Development of an ultra-fast laser heating system:
pyrolysis process into polymer matrix composite materials.
ASENSIO V. 1, DAMIANI D. 1,2, REBILLAT F. 1, COSCULLUELA A. 1,3
1 Laboratory of Thermostructural Composites (LCTS) - University of Bordeaux, (UMR 5801 : CNRS, CEA, SAFRAN, UB), Pessac, France; 2 French Alternative Energies and Atomic Energy Commission (CEA), Le Ripault, France; 3 French Alternative Energies and Atomic Energy Commission (CEA), Cesta, France
Aeronautical and space applications require the use of composite materials that can withstand very high heat flows with a limited ablation rate. These materials are commonly carbon fibre reinforced polymers (CFRP). During a heating step, the material is progressively transformed into carbon through a pyrolysis process. The resulting carbon/carbon composite will undergo ablation, in the considered applications. In order to qualify and quantify these phenomena, it is necessary to have test facilities in which samples can be submitted to high flux conditions as close as possible to those of the application.
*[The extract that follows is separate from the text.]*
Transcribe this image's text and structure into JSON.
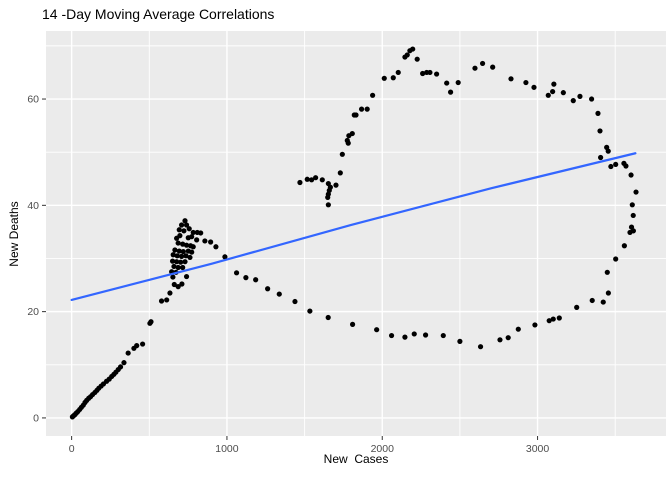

The objective of this work is to design a test method under high thermal flux, fully instrumented, to get: (i) an accurate control and measurement of the flux received by the sample surface and (ii) the response of the sample. Working in such controlled conditions allows to identify and quantify the pyrolysis mechanisms of a polymer under high heat fluxes (>100 MW/m²).
The considered material is a bio-sourced polymer, used as a matrix in composites reinforced with C fibres. To get this level of quantification in the description of pyrolysis, the resin alone and the composite are tested and thus, the role of fibres can be highlighted.
To get these ultra-fast high flux conditions, the heating source is an Ytterbium fibre laser, emitting at 1070 nm for a continuous power of 2000W. Such an approach based on the use of laser heating was already applied to study single-phase materials under extreme conditions, [1-3]. The heating system is instrumented with infrared and visible thermal cameras, and infrared pyrometers, in order to get the surface temperature with its homogeneity. The temperature measurements are done on both faces, front and back, to obtain data usable in a calculation of thermal diffusivity, during the different steps of pyrolysis. A direct and indirect heating method has been used, to improve the homogeneity of the temperature over the sample front surface. Further, the accessible temperature levels and the control of heating rates will be detailed.
To validate the methodology, the initial work is carried out on materials under low fluxes to obtain low heating rates similar to those of more traditional methods (thermo-gravimetric analyses). Differences in the progression of a pyrolysis front inside our materials is discussed in function of the heating system: non-homogeneous (mainly across the thickness) under a laser and quasi-homogeneous in a TGA.
[1] L. Gallais, T. Vidal, E. Lescoute, Y. Pontillon, and J.-L. Rullier, (2021). High power continuous wave laser heating of graphite in a high temperature range up to 3800 K. Journal of Applied Physics, 129(4), 043102.
[2] P. Combis, P. Cormont, L. Gallais, D. Hebert, L. Robin, and J.-L. Rullier, (2012). Evaluation of
the fused silica thermal conductivity by comparing infrared thermometry measurements with two-dimensional simulations. Appl. Phys. Lett. 101, 211908.
[3] S. Elhadj, M. J. Matthews, and S. T. Yang, (2014). Combined infrared thermal imaging and laser heating for the study of materials thermophysical and processing properties at high temperatures. Crit. Rev. Solid State Mater. Sci. 39, 175-196.